Cette prédication sur Jean 17.6-19 a pour sujet la prière de consécration de Jésus par laquelle il sépare les siens du monde, afin qu'ils soient consacrés par la Parole de vérité et gardés par le nom du Père et dans l'unité.

Source: La veille de la crucifixion. 3 pages.

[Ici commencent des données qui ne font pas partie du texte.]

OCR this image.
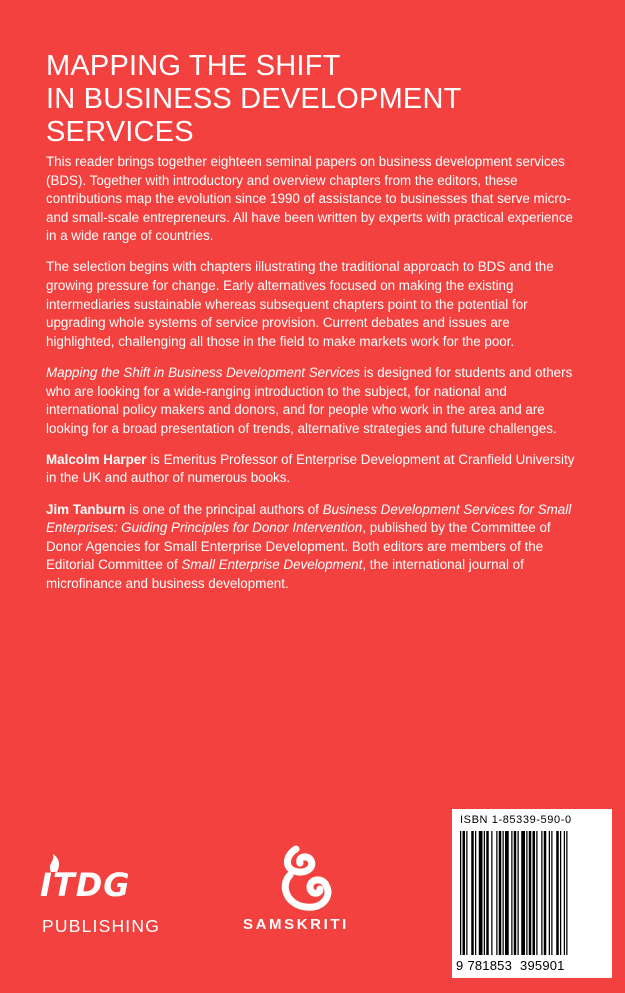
MAPPING THE SHIFT
IN BUSINESS DEVELOPMENT SERVICES

This reader brings together eighteen seminal papers on business development services (BDS). Together with introductory and overview chapters from the editors, these contributions map the evolution since 1990 of assistance to businesses that serve micro- and small-scale entrepreneurs. All have been written by experts with practical experience in a wide range of countries.

The selection begins with chapters illustrating the traditional approach to BDS and the growing pressure for change. Early alternatives focused on making the existing intermediaries sustainable whereas subsequent chapters point to the potential for upgrading whole systems of service provision. Current debates and issues are highlighted, challenging all those in the field to make markets work for the poor.

Mapping the Shift in Business Development Services is designed for students and others who are looking for a wide-ranging introduction to the subject, for national and international policy makers and donors, and for people who work in the area and are looking for a broad presentation of trends, alternative strategies and future challenges.

Malcolm Harper is Emeritus Professor of Enterprise Development at Cranfield University in the UK and author of numerous books.

Jim Tanburn is one of the principal authors of Business Development Services for Small Enterprises: Guiding Principles for Donor Intervention, published by the Committee of Donor Agencies for Small Enterprise Development. Both editors are members of the Editorial Committee of Small Enterprise Development, the international journal of microfinance and business development.

ITDG
PUBLISHING	SAMSKRITI
ISBN 1-85339-590-0
9 781853 395901
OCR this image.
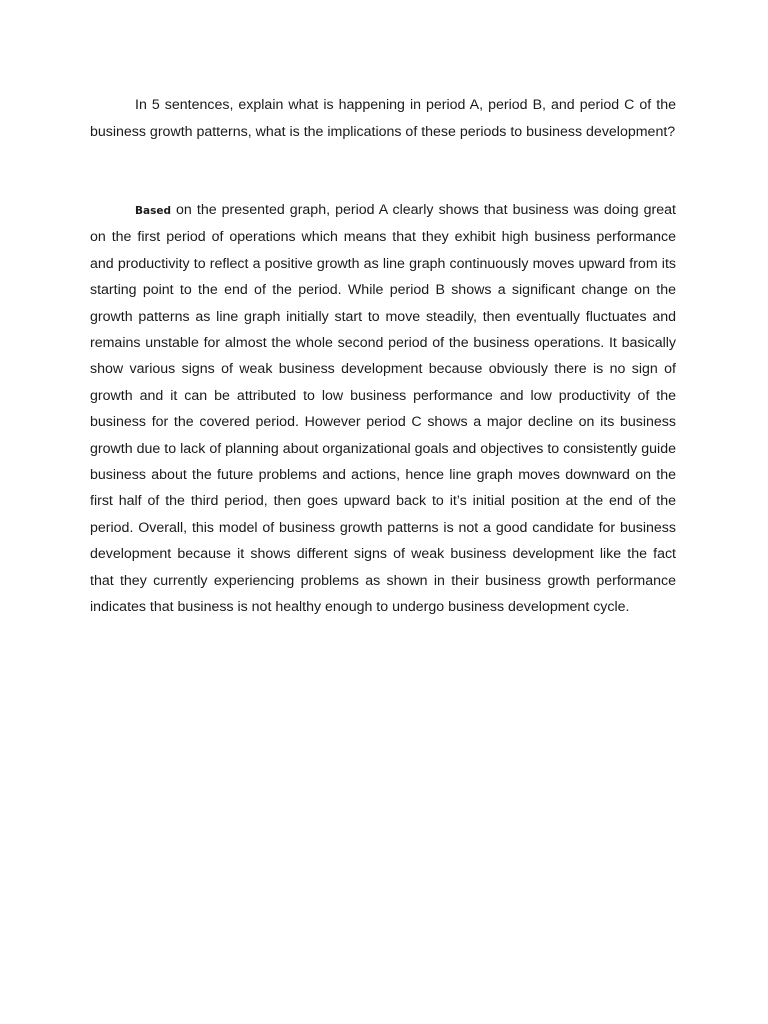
In 5 sentences, explain what is happening in period A, period B, and period C of the business growth patterns, what is the implications of these periods to business development?

Based on the presented graph, period A clearly shows that business was doing great on the first period of operations which means that they exhibit high business performance and productivity to reflect a positive growth as line graph continuously moves upward from its starting point to the end of the period. While period B shows a significant change on the growth patterns as line graph initially start to move steadily, then eventually fluctuates and remains unstable for almost the whole second period of the business operations. It basically show various signs of weak business development because obviously there is no sign of growth and it can be attributed to low business performance and low productivity of the business for the covered period. However period C shows a major decline on its business growth due to lack of planning about organizational goals and objectives to consistently guide business about the future problems and actions, hence line graph moves downward on the first half of the third period, then goes upward back to it’s initial position at the end of the period. Overall, this model of business growth patterns is not a good candidate for business development because it shows different signs of weak business development like the fact that they currently experiencing problems as shown in their business growth performance indicates that business is not healthy enough to undergo business development cycle.
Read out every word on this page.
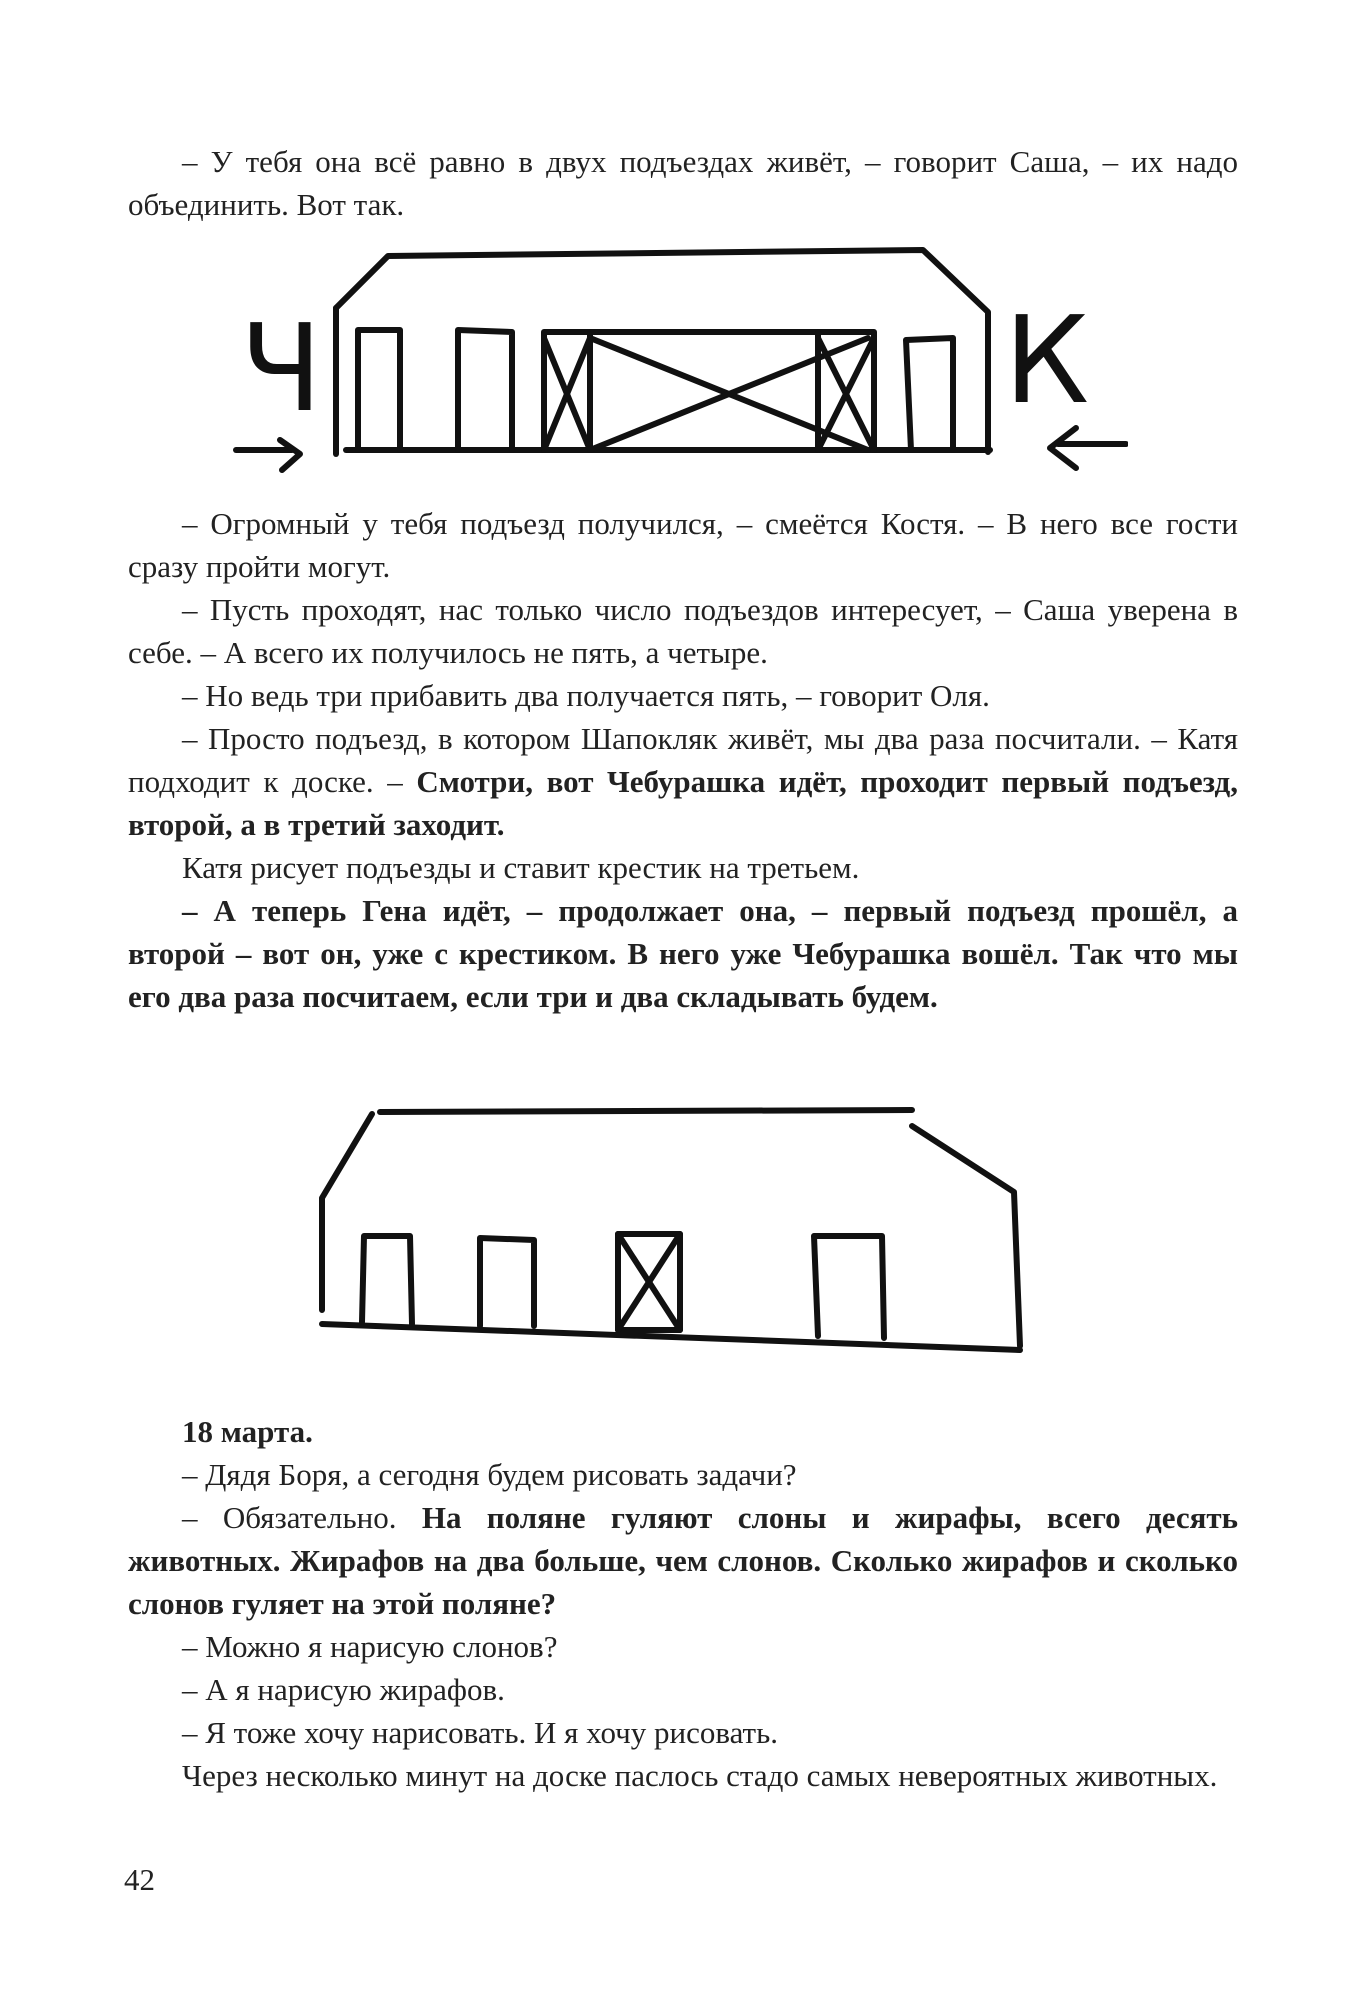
– У тебя она всё равно в двух подъездах живёт, – говорит Саша, – их надо объединить. Вот так.

Ч	К

– Огромный у тебя подъезд получился, – смеётся Костя. – В него все гости сразу пройти могут.

– Пусть проходят, нас только число подъездов интересует, – Саша уверена в себе. – А всего их получилось не пять, а четыре.

– Но ведь три прибавить два получается пять, – говорит Оля.

– Просто подъезд, в котором Шапокляк живёт, мы два раза посчитали. – Катя подходит к доске. – Смотри, вот Чебурашка идёт, проходит первый подъезд, второй, а в третий заходит.

Катя рисует подъезды и ставит крестик на третьем.

– А теперь Гена идёт, – продолжает она, – первый подъезд прошёл, а второй – вот он, уже с крестиком. В него уже Чебурашка вошёл. Так что мы его два раза посчитаем, если три и два складывать будем.

18 марта.

– Дядя Боря, а сегодня будем рисовать задачи?

– Обязательно. На поляне гуляют слоны и жирафы, всего десять животных. Жирафов на два больше, чем слонов. Сколько жирафов и сколько слонов гуляет на этой поляне?

– Можно я нарисую слонов?

– А я нарисую жирафов.

– Я тоже хочу нарисовать. И я хочу рисовать.

Через несколько минут на доске паслось стадо самых невероятных животных.

42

Jean 17 - La prière de consécration (2)

« J’ai manifesté ton nom aux hommes que tu m’as donnés du milieu du monde : ils étaient à toi! et tu me les as donnés et ils ont retenu ta parole. Maintenant, ils ont reconnu que tout ce que tu m’as donné vient de toi. Car je leur ai donné les paroles que tu m’as données, et ils les ont reçues; ils ont vraiment reconnu que je suis venu de toi, et ils ont cru que c’est toi qui m’as envoyé. Je prie pour eux; je ne prie pas pour le monde, mais pour ceux que tu m’as donnés, parce qu’ils sont à toi. Et tout ce qui est à moi est à toi, et ce qui est à toi est à moi, et je suis glorifié en eux. Je ne suis plus dans le monde, mais eux sont dans le monde, et moi je vais auprès de toi. Père saint, garde-les! Qu’ils soient fidèles en ton nom que tu m’as donné afin qu’ils soient un comme nous. […] Sanctifie-les dans la vérité; ta Parole est vérité. […] Et je me sanctifie moi-même pour eux, afin qu’eux aussi soient sanctifiés dans la vérité. »

Jean 17.6-11, 17-19

D’après le calendrier ecclésiastique, nous célébrons aujourd’hui le « dimanche des Rameaux ». « Béni soit le Roi qui vient au nom du Seigneur! », crie la foule quand Jésus entre à Jérusalem. « Paix dans le ciel et gloire dans les lieux très hauts » (Lc 19.38). M’en voudrez-vous, chers amis, si je vous invite aujourd’hui à faire monter vos louanges à Dieu non en commentant l’Évangile de l’entrée de Jésus à Jérusalem, mais en méditant une dernière fois avec vous la prière de consécration du Christ dont nous avons, dimanche dernier, étudié la première partie? Je ne le pense pas. Par son intention, sa puissance, son efficacité, la prière du Christ, en effet, ne s’adresse pas seulement aux onze disciples qui l’ont entendue : aucun de nous — jeune, adulte ou vieillard — ne peut s’exclure du nombre de ces « hommes » pour lesquels Jésus a prié. Ce qu’il a dit conserve pour chacun, aujourd’hui, son actualité et sa vérité. Cette merveilleuse prière nous permettra mieux encore de crier avec la foule : « Béni soit le Roi qui vient au nom du Seigneur! »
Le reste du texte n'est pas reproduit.